Da Redação
A Câmara Municipal de Goiânia avançou na análise de um projeto que prevê a criação de um museu em homenagem às vítimas do acidente radiológico com o Césio-137, tragédia ocorrida em 1987 e considerada a maior do mundo fora de usinas nucleares. A proposta é de autoria do vereador Kitão e busca transformar a história do episódio em um espaço permanente de memória, educação e conscientização.
O texto já recebeu parecer favorável na Comissão de Constituição e Justiça (CCJ) da Câmara e segue agora para tramitação nas demais comissões da Casa antes de ser votado em plenário. Segundo o parlamentar, a intenção é preservar a memória das vítimas e evitar que o episódio seja esquecido pelas novas gerações.

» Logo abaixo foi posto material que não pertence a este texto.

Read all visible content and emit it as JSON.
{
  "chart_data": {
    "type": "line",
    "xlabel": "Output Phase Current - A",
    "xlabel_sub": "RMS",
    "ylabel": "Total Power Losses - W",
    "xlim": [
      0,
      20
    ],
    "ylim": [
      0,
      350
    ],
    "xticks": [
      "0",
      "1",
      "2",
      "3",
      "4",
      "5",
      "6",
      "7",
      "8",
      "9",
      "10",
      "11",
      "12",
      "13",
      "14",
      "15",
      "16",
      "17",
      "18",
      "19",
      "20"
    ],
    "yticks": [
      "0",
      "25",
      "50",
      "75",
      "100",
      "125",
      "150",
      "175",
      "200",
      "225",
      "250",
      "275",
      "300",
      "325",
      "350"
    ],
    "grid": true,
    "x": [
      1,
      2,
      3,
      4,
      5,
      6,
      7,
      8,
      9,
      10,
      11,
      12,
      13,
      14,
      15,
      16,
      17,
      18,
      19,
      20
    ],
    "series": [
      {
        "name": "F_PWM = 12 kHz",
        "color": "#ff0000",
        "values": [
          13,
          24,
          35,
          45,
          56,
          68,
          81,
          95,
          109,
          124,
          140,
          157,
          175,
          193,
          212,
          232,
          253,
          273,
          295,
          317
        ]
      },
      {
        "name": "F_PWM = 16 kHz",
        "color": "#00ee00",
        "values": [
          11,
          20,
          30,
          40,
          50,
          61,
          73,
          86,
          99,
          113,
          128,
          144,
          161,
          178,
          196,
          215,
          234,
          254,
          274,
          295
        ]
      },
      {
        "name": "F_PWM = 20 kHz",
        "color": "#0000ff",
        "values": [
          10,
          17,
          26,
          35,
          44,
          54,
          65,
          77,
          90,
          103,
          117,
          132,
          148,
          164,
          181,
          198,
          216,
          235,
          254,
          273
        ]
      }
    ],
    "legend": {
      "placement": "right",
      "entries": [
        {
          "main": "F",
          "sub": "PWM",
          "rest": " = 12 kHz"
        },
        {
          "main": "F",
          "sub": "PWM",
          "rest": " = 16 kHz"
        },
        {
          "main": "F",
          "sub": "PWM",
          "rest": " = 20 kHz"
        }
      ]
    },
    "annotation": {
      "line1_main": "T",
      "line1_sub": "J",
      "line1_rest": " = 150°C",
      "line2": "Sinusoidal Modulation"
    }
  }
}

A proposta prevê a criação do Museu das Vítimas do Césio-137, que deverá reunir documentos históricos, fotos, depoimentos, objetos e materiais relacionados ao acidente radioativo que marcou a história de Goiânia e do Brasil. O espaço também poderá sediar palestras, atividades educativas, exposições culturais e ações de apoio à pesquisa científica sobre o tema.
O acidente ocorreu em setembro de 1987, quando dois catadores retiraram um aparelho de radioterapia abandonado de uma clínica desativada na região central de Goiânia. Sem saber do perigo, o equipamento foi levado para um ferro-velho, onde a cápsula contendo Césio-137 foi aberta. O material radioativo, que emitia um brilho azulado, acabou sendo manuseado e compartilhado entre moradores, provocando uma grave contaminação.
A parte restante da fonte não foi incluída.